Ce qui m’amène au sujet de mon billet : les études.

Sans études, il n’y a point de salut! Une étude à gauche, une autre à droite : attendons les études qui démontreront que… une équipe de chercheurs affirme que les… le comité d’étude s’est penché sur la question des…

C’est confirmé : le ridicule ne tue pas. Même que certains en font une carrière! Au Québec, impossible de réfléchir, de prendre des décisions, sans s’en remettre aux études. Tiens, en fouillant un peu, je suis persuadé qu’on dénicherait une étude là-dessus. Les spécialistes, chercheurs, commissions et autres comités de bienheureux, sont devenus le néocortex de notre société. Résultat : tout est fractionné, décortiqué, analysé jusqu’à l’absurde. Les idées avancent, reculent, vont à gauche à droite, au rythme endiablé des études. Ballet burlesque, chorégraphie clownesque, vaudeville politique.

Après l’arbre qui cache la forêt, nous avons maintenant l’étude qui gâche le projet. Certaines études et recherches sont essentielles, j’en conviens. Mais, les autres, celles qu’on brandit ou derrières lesquelles ont se cache lâchement, celles qui se contredisent, se confirment et se recontredisent. Celles qui infiltrent insidieusement notre esprit afin de le rendre malléable. Ces études-là, j’en ai sérieusement ma claque!

J’ai une idée : pourquoi ne pas financer des trouveurs plutôt que des chercheurs? Ça nous changerait un peu de l’ordinaire, non?

Photo : la Presse

2 commentaires:

Accent Grave a dit...

Qui se surprend du dépassement des coût?

Le citoyen en sait plus. Il sait que les coûts dépasseront les dépassements auxquels vous faites allusion.

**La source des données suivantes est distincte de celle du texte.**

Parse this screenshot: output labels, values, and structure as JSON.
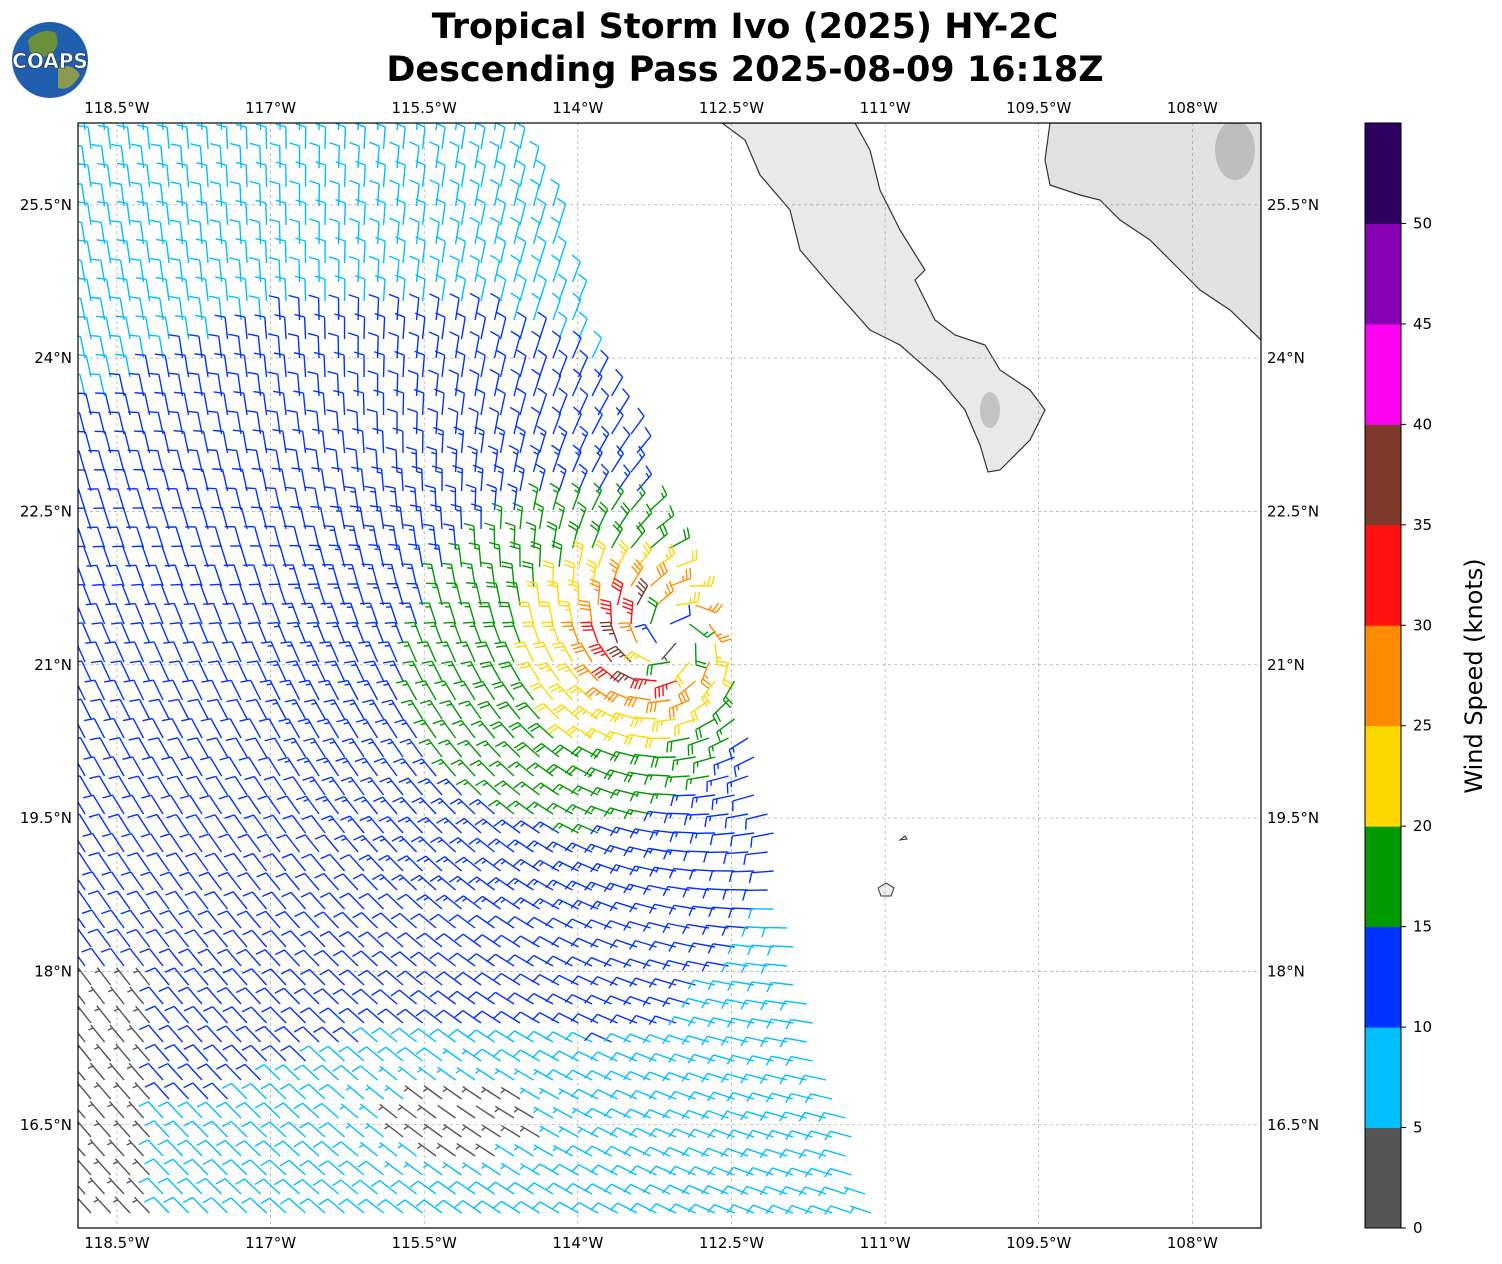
{
  "title": {
    "line1": "Tropical Storm Ivo (2025) HY-2C",
    "line2": "Descending Pass 2025-08-09 16:18Z"
  },
  "logo": {
    "text": "COAPS"
  },
  "map": {
    "lon_ticks": [
      "118.5°W",
      "117°W",
      "115.5°W",
      "114°W",
      "112.5°W",
      "111°W",
      "109.5°W",
      "108°W"
    ],
    "lat_ticks": [
      "25.5°N",
      "24°N",
      "22.5°N",
      "21°N",
      "19.5°N",
      "18°N",
      "16.5°N"
    ],
    "extent": {
      "lon": [
        -118.88,
        -107.33
      ],
      "lat": [
        15.49,
        26.3
      ]
    },
    "gridlines": true,
    "land_color": "#e6e6e6",
    "coast_color": "#333333"
  },
  "colorbar": {
    "label": "Wind Speed (knots)",
    "ticks": [
      "0",
      "5",
      "10",
      "15",
      "20",
      "25",
      "30",
      "35",
      "40",
      "45",
      "50"
    ],
    "range": [
      0,
      55
    ],
    "colors": [
      "#555555",
      "#00bfff",
      "#0033ff",
      "#009900",
      "#ffd700",
      "#ff8c00",
      "#ff1010",
      "#7f3a2a",
      "#ff00f0",
      "#8800b4",
      "#2e0060"
    ]
  }
}
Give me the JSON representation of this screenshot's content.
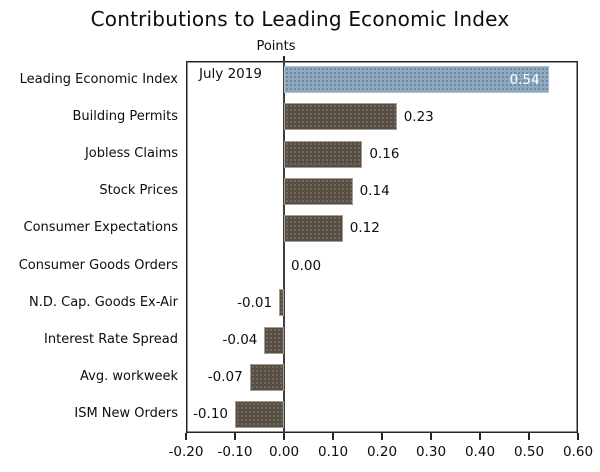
{
  "chart_data": {
    "type": "bar",
    "orientation": "horizontal",
    "title": "Contributions to Leading Economic Index",
    "axis_title": "Points",
    "annotation": "July 2019",
    "categories": [
      "Leading Economic Index",
      "Building Permits",
      "Jobless Claims",
      "Stock Prices",
      "Consumer Expectations",
      "Consumer Goods Orders",
      "N.D. Cap. Goods Ex-Air",
      "Interest Rate Spread",
      "Avg. workweek",
      "ISM New Orders"
    ],
    "values": [
      0.54,
      0.23,
      0.16,
      0.14,
      0.12,
      0.0,
      -0.01,
      -0.04,
      -0.07,
      -0.1
    ],
    "value_labels": [
      "0.54",
      "0.23",
      "0.16",
      "0.14",
      "0.12",
      "0.00",
      "-0.01",
      "-0.04",
      "-0.07",
      "-0.10"
    ],
    "xlim": [
      -0.2,
      0.6
    ],
    "xticks": [
      "-0.20",
      "-0.10",
      "0.00",
      "0.10",
      "0.20",
      "0.30",
      "0.40",
      "0.50",
      "0.60"
    ],
    "grid": "off",
    "legend": "none",
    "colors": {
      "highlight_bar": "#91a9bf",
      "highlight_dot": "#5d7f9c",
      "default_bar": "#574e44",
      "default_dot": "#7a7063",
      "frame": "#262626",
      "text": "#0d0d0d",
      "inside_label": "#ffffff"
    }
  }
}
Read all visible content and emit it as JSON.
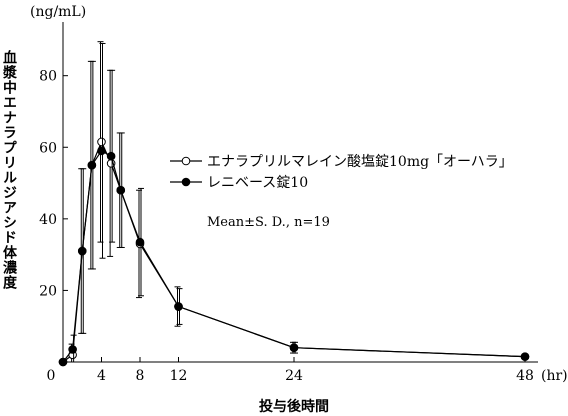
{
  "chart_data": {
    "type": "line",
    "ylabel": "血漿中エナラプリルジアシド体濃度",
    "y_unit": "(ng/mL)",
    "xlabel": "投与後時間",
    "x_unit": "(hr)",
    "xlim": [
      0,
      48
    ],
    "ylim": [
      0,
      95
    ],
    "x_ticks": [
      0,
      4,
      8,
      12,
      24,
      48
    ],
    "x_tick_labels": [
      "0",
      "4",
      "8",
      "12",
      "24",
      "48"
    ],
    "y_ticks": [
      20,
      40,
      60,
      80
    ],
    "y_tick_labels": [
      "20",
      "40",
      "60",
      "80"
    ],
    "x": [
      0,
      1,
      2,
      3,
      4,
      5,
      6,
      8,
      12,
      24,
      48
    ],
    "series": [
      {
        "name": "エナラプリルマレイン酸塩錠10mg「オーハラ」",
        "marker": "open-circle",
        "values": [
          0,
          2,
          31,
          55,
          61.5,
          55.5,
          48,
          33,
          15.5,
          4,
          1.5
        ],
        "sd": [
          0,
          3,
          23,
          29,
          28,
          26,
          16,
          15,
          5.5,
          1.5,
          0.5
        ]
      },
      {
        "name": "レニベース錠10",
        "marker": "filled-circle",
        "values": [
          0,
          3.5,
          31,
          55,
          59,
          57.5,
          48,
          33.5,
          15.5,
          4,
          1.5
        ],
        "sd": [
          0,
          4,
          23,
          29,
          30,
          24,
          16,
          15,
          5,
          1.5,
          0.5
        ]
      }
    ],
    "annotation": "Mean±S. D., n=19",
    "legend_position": "upper-right",
    "grid": false
  }
}
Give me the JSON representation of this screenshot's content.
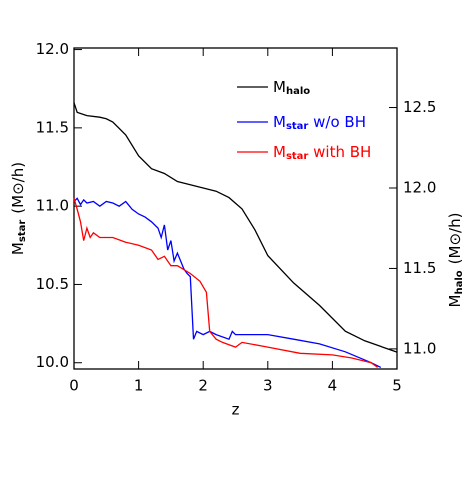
{
  "chart_data": {
    "type": "line",
    "xlabel": "z",
    "ylabel": {
      "symbol": "M",
      "subscript": "star",
      "unit": "(M⊙/h)"
    },
    "y2label": {
      "symbol": "M",
      "subscript": "halo",
      "unit": "(M⊙/h)"
    },
    "xlim": [
      0,
      5
    ],
    "xticks": [
      0,
      1,
      2,
      3,
      4,
      5
    ],
    "ylim": [
      9.96,
      12.01
    ],
    "yticks": [
      {
        "value": 10.0,
        "label": "10.0"
      },
      10.5,
      {
        "value": 11.0,
        "label": "11.0"
      },
      11.5,
      {
        "value": 12.0,
        "label": "12.0"
      }
    ],
    "y2lim": [
      10.875,
      12.87
    ],
    "y2ticks": [
      {
        "value": 11.0,
        "label": "11.0"
      },
      11.5,
      {
        "value": 12.0,
        "label": "12.0"
      },
      12.5
    ],
    "series": [
      {
        "name": {
          "symbol": "M",
          "subscript": "halo"
        },
        "color": "#000000",
        "axis": "y2",
        "x": [
          0,
          0.05,
          0.2,
          0.4,
          0.5,
          0.6,
          0.8,
          1.0,
          1.2,
          1.4,
          1.6,
          1.8,
          2.0,
          2.2,
          2.4,
          2.6,
          2.8,
          3.0,
          3.4,
          3.8,
          4.2,
          4.5,
          5.0
        ],
        "values": [
          12.53,
          12.47,
          12.45,
          12.44,
          12.43,
          12.41,
          12.33,
          12.2,
          12.12,
          12.09,
          12.04,
          12.02,
          12.0,
          11.98,
          11.94,
          11.87,
          11.74,
          11.58,
          11.41,
          11.27,
          11.11,
          11.05,
          10.98
        ]
      },
      {
        "name": {
          "symbol": "M",
          "subscript": "star",
          "suffix": " w/o BH"
        },
        "color": "#0000ff",
        "axis": "y",
        "x": [
          0,
          0.05,
          0.1,
          0.15,
          0.2,
          0.3,
          0.4,
          0.5,
          0.6,
          0.7,
          0.8,
          0.9,
          1.0,
          1.1,
          1.2,
          1.3,
          1.35,
          1.4,
          1.45,
          1.5,
          1.55,
          1.6,
          1.7,
          1.75,
          1.8,
          1.85,
          1.9,
          2.0,
          2.1,
          2.2,
          2.4,
          2.45,
          2.5,
          3.0,
          3.4,
          3.8,
          4.2,
          4.6,
          4.75
        ],
        "values": [
          11.03,
          11.05,
          11.01,
          11.04,
          11.02,
          11.03,
          11.0,
          11.03,
          11.02,
          11.0,
          11.03,
          10.98,
          10.95,
          10.93,
          10.9,
          10.86,
          10.8,
          10.88,
          10.72,
          10.78,
          10.65,
          10.7,
          10.6,
          10.57,
          10.55,
          10.15,
          10.2,
          10.18,
          10.2,
          10.18,
          10.15,
          10.2,
          10.18,
          10.18,
          10.15,
          10.12,
          10.07,
          10.0,
          9.97
        ]
      },
      {
        "name": {
          "symbol": "M",
          "subscript": "star",
          "suffix": " with BH"
        },
        "color": "#ff0000",
        "axis": "y",
        "x": [
          0,
          0.05,
          0.1,
          0.15,
          0.2,
          0.25,
          0.3,
          0.4,
          0.6,
          0.8,
          1.0,
          1.2,
          1.3,
          1.4,
          1.5,
          1.6,
          1.8,
          1.95,
          2.05,
          2.1,
          2.2,
          2.3,
          2.5,
          2.6,
          3.0,
          3.5,
          4.0,
          4.3,
          4.6,
          4.7
        ],
        "values": [
          11.05,
          10.98,
          10.9,
          10.78,
          10.86,
          10.8,
          10.83,
          10.8,
          10.8,
          10.77,
          10.75,
          10.72,
          10.66,
          10.68,
          10.62,
          10.62,
          10.57,
          10.52,
          10.45,
          10.2,
          10.15,
          10.13,
          10.1,
          10.13,
          10.1,
          10.06,
          10.05,
          10.03,
          10.0,
          9.97
        ]
      }
    ]
  }
}
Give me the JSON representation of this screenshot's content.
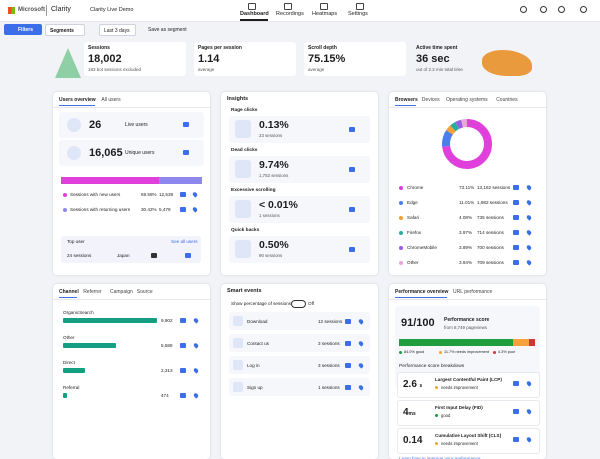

Il n'y a que Mme Bissonnette qui sait gérer un projet (BNQ). Il faudrait peut-être lui en donner la responsabilité.

Accent Grave

André Bérard a dit...

Nous devrions inclure dans les dépassements de coûts, le prix des études effectuées pour établir les coûts du projet. N'oublions pas que ceux qui pondent ses études sont payés grassement, alors que la qualité de leur travail est carrément indécente.